"J'ai commis le plus grand crime qu'un écrivain russe puisse commettre. Publier un ouvrage à l'étranger avant qu'il ne le soit en URSS est un délit. Je ne sais encore quelles mesures seront prises contre moi, mais il est certain qu'ils me le feront payer cher".
Lorsqu'en 1956 il finit de rédiger Le docteur Jivago, l'histoire d'un intellectuel en quête de vérité, "une réincarnation de moi-même", selon lui, Boris Pasternak sait qu'il ne reculera pas.
Il n'a pas "écrit ce roman pour le tenir caché".Quelques mois plus tard, il donne le manuscrit, en mains propres, à un agent littéraire italien qui le fait sortir clandestinement, pour un éditeur milanais.
Débute alors une invraisemblable odyssée pour ce livre écrit, selon le Kremlin, par une "brebis galeuse, qui crache au visage du peuple". Arme idéologique Le futur éditeur doit déjouer les pressions exercées par les partis communistes italien et russe, et reçoit même des faux télex de Pasternak annonçant son renoncement.
Voyant l'occasion d'user de la littérature comme d'une arme idéologique, la CIA entre en jeu et fabrique des éditions de poche destinées à circuler sous le manteau en Russie.
De son côté, Pasternak assure ses arrières et fait "sortir" cinq autres exemplaires, à destination entre autres de Gallimard.
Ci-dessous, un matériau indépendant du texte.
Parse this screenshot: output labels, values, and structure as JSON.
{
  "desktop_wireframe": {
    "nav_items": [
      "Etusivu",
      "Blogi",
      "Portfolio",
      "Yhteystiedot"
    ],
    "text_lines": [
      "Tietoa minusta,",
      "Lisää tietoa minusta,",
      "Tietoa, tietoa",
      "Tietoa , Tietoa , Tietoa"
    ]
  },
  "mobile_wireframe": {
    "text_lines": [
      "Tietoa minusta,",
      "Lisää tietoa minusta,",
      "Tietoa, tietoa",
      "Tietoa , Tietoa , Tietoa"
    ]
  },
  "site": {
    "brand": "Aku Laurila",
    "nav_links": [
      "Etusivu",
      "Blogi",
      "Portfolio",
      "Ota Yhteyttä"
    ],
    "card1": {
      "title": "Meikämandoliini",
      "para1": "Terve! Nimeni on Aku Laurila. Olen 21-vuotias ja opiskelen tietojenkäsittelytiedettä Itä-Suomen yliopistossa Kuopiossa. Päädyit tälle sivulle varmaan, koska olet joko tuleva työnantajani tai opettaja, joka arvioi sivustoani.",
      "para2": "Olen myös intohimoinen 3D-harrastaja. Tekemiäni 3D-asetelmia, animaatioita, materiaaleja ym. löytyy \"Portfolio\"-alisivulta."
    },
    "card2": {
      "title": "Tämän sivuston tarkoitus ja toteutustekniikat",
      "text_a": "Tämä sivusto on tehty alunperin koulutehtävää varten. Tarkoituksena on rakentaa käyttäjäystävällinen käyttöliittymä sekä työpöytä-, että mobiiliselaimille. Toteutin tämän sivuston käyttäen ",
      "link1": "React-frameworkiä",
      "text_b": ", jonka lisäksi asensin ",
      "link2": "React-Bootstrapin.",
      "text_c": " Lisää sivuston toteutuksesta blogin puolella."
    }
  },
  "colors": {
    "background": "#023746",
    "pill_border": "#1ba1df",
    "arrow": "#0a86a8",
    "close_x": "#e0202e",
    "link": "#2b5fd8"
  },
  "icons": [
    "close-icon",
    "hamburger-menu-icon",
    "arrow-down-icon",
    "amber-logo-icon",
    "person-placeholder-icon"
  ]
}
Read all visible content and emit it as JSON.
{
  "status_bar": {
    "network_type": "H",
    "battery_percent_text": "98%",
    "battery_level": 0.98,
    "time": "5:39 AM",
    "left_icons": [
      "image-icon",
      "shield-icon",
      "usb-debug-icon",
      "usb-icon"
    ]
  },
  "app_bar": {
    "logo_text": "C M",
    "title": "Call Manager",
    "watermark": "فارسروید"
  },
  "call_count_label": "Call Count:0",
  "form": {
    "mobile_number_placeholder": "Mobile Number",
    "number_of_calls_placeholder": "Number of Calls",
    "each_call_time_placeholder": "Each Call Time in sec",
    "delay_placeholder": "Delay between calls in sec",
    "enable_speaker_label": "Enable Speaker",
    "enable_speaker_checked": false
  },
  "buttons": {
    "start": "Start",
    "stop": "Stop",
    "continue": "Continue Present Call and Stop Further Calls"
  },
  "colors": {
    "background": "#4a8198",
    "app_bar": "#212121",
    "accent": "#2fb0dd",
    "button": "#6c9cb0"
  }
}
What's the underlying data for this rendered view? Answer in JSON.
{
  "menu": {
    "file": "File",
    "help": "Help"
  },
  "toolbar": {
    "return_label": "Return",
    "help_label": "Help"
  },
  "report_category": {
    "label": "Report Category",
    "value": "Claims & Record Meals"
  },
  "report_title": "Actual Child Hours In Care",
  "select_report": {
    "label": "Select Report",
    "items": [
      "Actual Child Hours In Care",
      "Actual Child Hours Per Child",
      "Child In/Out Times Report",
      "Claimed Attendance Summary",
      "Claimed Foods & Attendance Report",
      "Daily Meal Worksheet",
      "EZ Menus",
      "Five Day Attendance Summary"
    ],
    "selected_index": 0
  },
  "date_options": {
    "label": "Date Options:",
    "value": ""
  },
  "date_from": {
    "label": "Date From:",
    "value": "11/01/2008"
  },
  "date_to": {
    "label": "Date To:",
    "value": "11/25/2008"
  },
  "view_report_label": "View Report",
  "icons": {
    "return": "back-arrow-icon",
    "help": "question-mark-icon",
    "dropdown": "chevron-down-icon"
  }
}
Le livre sera publié en 1957, vaudra le Nobel de littérature en 1958 à son auteur, qui décédera subitement en 1960 dans son lit, de "mort non naturelle", selon sa famille.
Une histoire symptomatique du XXe siècle, racontée avec élégance (et l'aide d'acteurs de l'époque et de la famille de Pasternak) par la Géorgienne Nino Kirtadze, dont le grand-père cachait un exemplaire du Docteur Jivago… derrière son frigo.
https://www.youtube.com/watch?v=ENUqigXOUv0
Merci de remettre en lumière un épisode historique de ce vaste territoire de l’Est, qui n’en a pas fini de rester englué (depuis l’Anitquité) dans des petites pratiques d’invasions, d’assassinats, d’empoisonnements, d’emprisonnements, de goulags et autres plaisirs de Palaces discrets.